One of the first times SU sent the dean of Hendricks Chapel to an Abroad site after the death of a student was in 2002. Administration sent Wolfe and a priest from the Counseling Center.

‘I had just gotten to London,’ Wolfe recalled. ‘Literally, I just checked into my hotel and changed clothes and freshened up from my flight. And I was walking across and I had my briefcase in hand, and my cell phone rang. I hadn’t even gotten to the center yet, and my cell phone rang. And it was the chapel. And a student from the Hendricks Chapel Choir had been killed accidentally at a state park on a climbing trip.’

Wolfe was shocked, as he had travelled with the student on a choir performance tour. He flew home just in time to give remarks at a memorial ceremony.

The deaths this semester have hurt the campus community because they have been unexpected, said Tanya Bowen, interim director of the Counseling Center.

She said this semester has been surreal.

‘People just feel vulnerable,’ Bowen said. ‘There’s been nothing like this on record. Anyone I’ve talked to has never seen anything like this in all their years.’

Bowen said the center found this semester that the groups who felt close with a student who’s died often don’t want someone from the outside to help process their feelings. Groups of friends spend time together to deal with their reactions, she said. Bowen said the office has gotten better at responding as the semester went on.

‘I can’t say we’ve had a tremendous response as far as individual services,’ she said. ‘Our most significant role has been working with the groups that have been impacted.’

And in the case of Abroad centers, those groups come in small numbers. The Strasbourg program Wanetik was in only had 42 students, and the Madrid location Espinal studied at had 88 students.

The smaller centers – including Madrid and Strasbourg – have fewer counseling resources than the university’s main campus, said Jon Booth, executive director of SU Abroad. Counselors were flown out from main campus and one traveled from Florence to Strasbourg.

Booth said part of the grieving process for the students includes planning a memorial service. There are also concerns for the host family, and an entire process with bringing the students’ family overseas to claim the body and bring it back to the United States.

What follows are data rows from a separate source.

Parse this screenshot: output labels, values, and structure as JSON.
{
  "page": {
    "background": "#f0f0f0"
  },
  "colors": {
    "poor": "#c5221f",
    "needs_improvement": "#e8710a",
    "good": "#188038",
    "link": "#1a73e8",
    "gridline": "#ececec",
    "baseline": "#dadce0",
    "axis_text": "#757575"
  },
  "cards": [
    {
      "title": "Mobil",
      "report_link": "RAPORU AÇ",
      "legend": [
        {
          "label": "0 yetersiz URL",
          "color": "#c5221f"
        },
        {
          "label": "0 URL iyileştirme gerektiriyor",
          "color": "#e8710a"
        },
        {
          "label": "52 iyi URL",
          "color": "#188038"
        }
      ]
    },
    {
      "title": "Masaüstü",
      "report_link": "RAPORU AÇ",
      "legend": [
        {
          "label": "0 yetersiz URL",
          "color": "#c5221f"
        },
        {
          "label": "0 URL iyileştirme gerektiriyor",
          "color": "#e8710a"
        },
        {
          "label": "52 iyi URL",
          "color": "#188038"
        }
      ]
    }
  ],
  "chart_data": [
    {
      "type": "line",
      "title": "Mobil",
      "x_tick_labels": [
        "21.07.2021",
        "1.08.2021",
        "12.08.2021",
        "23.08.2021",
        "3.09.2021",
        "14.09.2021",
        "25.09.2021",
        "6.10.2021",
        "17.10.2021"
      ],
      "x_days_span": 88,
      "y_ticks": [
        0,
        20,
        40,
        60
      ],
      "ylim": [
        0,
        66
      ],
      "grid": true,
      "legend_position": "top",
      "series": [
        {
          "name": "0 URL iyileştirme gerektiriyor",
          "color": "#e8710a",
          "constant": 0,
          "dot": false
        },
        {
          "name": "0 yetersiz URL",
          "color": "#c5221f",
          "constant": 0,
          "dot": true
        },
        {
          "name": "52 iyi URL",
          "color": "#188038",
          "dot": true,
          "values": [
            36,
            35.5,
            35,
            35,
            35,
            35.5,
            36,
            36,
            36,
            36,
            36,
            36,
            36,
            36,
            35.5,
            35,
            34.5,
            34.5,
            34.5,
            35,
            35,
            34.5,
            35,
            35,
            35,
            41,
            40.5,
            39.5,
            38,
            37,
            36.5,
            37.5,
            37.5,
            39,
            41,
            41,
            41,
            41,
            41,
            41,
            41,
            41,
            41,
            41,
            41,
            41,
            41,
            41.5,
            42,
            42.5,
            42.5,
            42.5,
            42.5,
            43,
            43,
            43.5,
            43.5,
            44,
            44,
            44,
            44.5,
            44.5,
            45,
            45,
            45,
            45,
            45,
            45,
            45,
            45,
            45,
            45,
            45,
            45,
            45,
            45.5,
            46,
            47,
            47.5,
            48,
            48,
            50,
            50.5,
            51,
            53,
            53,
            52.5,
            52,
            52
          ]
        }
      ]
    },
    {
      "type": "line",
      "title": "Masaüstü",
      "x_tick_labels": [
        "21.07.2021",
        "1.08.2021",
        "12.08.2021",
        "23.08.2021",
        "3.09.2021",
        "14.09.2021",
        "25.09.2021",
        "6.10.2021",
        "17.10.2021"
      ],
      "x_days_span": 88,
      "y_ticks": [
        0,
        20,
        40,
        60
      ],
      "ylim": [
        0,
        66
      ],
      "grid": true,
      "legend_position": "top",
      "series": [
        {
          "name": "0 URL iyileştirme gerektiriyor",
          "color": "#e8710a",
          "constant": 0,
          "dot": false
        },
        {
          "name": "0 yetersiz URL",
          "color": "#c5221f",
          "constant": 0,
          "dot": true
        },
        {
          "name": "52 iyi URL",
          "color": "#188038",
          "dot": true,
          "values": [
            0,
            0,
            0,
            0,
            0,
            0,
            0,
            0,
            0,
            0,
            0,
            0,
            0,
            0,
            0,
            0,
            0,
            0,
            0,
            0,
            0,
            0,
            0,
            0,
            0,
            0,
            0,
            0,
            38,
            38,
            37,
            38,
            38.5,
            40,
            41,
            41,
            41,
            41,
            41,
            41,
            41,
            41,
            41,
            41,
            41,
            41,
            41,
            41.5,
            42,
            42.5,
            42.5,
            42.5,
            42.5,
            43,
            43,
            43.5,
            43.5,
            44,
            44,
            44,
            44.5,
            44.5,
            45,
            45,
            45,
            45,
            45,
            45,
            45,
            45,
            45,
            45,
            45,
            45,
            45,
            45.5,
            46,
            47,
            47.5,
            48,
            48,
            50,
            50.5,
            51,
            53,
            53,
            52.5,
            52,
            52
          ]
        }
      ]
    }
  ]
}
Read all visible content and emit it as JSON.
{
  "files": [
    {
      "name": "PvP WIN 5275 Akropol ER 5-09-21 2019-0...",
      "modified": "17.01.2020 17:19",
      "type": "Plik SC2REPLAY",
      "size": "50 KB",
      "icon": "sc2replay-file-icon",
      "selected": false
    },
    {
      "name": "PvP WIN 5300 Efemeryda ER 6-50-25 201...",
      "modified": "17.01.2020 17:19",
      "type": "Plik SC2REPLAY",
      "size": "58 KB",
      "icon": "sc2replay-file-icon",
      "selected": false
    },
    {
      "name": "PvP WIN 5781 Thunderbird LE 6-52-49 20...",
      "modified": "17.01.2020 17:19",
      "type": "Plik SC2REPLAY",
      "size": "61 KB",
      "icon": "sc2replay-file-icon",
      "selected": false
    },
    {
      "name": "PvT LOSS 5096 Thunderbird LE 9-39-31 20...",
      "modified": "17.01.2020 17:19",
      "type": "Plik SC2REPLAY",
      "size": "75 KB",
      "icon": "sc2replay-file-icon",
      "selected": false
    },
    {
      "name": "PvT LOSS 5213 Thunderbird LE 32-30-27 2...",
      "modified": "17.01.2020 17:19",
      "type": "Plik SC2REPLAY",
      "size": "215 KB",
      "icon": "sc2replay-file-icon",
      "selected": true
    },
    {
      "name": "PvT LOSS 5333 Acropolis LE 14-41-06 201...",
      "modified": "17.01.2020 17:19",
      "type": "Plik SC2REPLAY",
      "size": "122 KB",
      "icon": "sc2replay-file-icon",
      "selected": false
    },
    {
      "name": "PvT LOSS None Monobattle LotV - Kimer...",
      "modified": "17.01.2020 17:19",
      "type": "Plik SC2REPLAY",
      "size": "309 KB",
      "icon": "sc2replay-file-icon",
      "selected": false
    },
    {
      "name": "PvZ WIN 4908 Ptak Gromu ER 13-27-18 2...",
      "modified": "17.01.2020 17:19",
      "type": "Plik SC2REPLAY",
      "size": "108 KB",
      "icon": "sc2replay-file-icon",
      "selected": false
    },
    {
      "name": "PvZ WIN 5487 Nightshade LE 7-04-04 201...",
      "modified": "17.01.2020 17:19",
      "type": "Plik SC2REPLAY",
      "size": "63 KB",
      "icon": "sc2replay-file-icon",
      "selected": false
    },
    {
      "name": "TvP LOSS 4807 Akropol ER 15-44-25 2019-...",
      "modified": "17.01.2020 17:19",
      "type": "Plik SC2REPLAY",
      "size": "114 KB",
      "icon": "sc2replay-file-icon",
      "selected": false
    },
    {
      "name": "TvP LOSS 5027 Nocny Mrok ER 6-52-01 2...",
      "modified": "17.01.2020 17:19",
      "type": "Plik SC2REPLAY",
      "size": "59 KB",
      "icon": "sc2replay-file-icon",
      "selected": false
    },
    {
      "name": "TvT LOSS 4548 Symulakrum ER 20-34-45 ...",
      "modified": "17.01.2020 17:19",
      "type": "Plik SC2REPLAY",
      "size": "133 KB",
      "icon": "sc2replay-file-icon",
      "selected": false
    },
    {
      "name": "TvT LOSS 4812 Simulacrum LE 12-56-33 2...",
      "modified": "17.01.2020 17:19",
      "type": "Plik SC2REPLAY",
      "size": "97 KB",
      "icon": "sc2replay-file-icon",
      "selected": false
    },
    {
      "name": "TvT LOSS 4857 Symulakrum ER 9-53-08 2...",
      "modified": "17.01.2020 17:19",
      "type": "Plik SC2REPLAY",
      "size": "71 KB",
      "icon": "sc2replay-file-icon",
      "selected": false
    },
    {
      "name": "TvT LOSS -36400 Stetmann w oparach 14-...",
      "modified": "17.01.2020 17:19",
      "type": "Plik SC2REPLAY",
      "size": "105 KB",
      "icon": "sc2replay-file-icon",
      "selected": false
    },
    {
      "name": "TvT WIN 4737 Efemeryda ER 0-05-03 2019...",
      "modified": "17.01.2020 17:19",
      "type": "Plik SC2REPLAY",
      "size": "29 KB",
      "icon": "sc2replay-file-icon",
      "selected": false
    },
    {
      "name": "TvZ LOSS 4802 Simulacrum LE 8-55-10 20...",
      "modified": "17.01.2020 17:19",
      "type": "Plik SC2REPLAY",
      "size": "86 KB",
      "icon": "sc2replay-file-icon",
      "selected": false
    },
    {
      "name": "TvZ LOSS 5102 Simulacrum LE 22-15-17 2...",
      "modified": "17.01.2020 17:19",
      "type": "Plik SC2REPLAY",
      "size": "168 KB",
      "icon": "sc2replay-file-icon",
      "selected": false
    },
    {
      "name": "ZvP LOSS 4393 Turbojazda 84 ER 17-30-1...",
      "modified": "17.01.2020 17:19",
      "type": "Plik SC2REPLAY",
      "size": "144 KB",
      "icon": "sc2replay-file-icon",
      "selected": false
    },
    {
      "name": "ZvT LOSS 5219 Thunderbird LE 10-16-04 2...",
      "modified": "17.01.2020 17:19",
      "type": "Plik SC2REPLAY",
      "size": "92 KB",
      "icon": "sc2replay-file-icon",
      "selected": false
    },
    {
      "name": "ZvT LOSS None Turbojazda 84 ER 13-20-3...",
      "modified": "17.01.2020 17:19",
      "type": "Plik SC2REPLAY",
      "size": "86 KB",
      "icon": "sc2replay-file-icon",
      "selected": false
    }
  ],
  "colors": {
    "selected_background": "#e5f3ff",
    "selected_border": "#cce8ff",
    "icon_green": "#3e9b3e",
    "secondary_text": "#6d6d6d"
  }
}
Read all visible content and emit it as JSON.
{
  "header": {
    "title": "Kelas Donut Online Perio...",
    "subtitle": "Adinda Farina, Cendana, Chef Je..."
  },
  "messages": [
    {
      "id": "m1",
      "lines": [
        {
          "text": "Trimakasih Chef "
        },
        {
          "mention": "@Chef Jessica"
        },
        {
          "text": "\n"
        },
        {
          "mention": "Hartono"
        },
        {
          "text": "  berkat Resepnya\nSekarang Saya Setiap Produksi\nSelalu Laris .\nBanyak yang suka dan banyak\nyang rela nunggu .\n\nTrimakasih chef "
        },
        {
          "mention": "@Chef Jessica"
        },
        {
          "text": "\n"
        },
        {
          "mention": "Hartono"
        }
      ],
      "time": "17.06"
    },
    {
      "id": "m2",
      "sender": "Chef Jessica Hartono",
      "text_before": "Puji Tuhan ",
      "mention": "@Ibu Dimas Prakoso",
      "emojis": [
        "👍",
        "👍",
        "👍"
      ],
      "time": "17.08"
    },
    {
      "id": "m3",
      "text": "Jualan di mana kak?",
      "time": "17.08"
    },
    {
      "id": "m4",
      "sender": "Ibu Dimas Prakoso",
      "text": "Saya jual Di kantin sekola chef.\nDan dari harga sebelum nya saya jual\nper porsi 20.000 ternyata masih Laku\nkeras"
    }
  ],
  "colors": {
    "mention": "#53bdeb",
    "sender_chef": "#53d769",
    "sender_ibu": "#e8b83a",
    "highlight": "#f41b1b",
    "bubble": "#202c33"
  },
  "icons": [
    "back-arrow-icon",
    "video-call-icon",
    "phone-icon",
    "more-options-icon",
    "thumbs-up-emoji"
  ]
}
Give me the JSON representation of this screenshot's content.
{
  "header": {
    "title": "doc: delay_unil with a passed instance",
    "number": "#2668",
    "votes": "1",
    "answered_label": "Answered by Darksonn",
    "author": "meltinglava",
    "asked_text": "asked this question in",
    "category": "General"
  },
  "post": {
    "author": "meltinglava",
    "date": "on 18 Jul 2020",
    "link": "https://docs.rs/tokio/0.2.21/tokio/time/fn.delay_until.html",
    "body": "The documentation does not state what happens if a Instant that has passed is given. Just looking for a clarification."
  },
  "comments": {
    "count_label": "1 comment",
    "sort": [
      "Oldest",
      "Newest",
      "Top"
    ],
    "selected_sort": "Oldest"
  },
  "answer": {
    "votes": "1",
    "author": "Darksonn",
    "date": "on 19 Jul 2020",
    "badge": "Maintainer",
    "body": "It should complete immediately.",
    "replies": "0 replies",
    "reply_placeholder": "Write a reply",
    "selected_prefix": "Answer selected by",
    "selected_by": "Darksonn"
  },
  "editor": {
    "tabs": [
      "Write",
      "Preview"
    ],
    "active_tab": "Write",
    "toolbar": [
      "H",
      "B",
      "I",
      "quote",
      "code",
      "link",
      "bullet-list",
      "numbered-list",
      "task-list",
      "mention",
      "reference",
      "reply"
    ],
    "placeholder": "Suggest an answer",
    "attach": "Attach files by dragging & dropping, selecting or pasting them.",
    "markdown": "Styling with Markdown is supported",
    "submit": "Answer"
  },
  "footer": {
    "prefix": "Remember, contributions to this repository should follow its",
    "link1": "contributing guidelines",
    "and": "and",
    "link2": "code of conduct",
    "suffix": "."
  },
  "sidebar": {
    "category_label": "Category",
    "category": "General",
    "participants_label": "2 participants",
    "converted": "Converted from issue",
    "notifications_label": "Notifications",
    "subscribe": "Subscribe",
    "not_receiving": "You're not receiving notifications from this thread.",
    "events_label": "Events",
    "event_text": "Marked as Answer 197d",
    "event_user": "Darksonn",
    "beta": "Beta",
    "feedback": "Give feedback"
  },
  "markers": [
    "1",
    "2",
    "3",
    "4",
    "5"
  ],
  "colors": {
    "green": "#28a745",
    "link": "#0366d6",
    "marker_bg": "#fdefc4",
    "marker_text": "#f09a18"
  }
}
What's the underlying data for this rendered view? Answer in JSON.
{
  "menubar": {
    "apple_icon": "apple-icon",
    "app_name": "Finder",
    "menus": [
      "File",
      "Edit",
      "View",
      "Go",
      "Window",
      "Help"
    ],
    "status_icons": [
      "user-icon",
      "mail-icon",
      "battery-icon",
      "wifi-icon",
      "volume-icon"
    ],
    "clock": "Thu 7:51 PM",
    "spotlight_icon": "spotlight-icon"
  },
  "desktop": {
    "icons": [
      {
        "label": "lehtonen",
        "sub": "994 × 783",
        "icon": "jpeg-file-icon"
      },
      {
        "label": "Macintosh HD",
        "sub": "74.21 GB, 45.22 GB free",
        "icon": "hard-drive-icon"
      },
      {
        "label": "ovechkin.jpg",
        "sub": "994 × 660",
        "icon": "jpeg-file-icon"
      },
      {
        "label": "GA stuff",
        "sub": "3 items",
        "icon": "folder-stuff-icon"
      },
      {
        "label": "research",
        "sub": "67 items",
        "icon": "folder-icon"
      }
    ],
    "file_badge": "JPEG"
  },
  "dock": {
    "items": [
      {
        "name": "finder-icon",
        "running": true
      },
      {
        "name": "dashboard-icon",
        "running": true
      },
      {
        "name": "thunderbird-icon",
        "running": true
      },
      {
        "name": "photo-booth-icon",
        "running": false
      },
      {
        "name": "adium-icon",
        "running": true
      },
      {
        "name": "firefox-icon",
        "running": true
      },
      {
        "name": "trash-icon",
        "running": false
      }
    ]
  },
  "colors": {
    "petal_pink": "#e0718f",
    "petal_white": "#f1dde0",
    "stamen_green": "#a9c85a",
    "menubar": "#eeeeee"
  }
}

‘When I got the call from (the Madrid director), I said ‘I can’t believe this is happening again,” Booth said. ‘By the law of averages, when you have 2,400 students studying abroad each year, is that this may happen. It’s everybody’s worst nightmare. But to have it happen twice in one semester, I couldn’t believe it. It’s just emotionally very draining.’

Booth said having to take care of students throughout the semester prompted the department to put more work into adjusting its protocol for incidents like these.

‘The tragedy of having a young, vibrant life snuffed out so early is devastating.’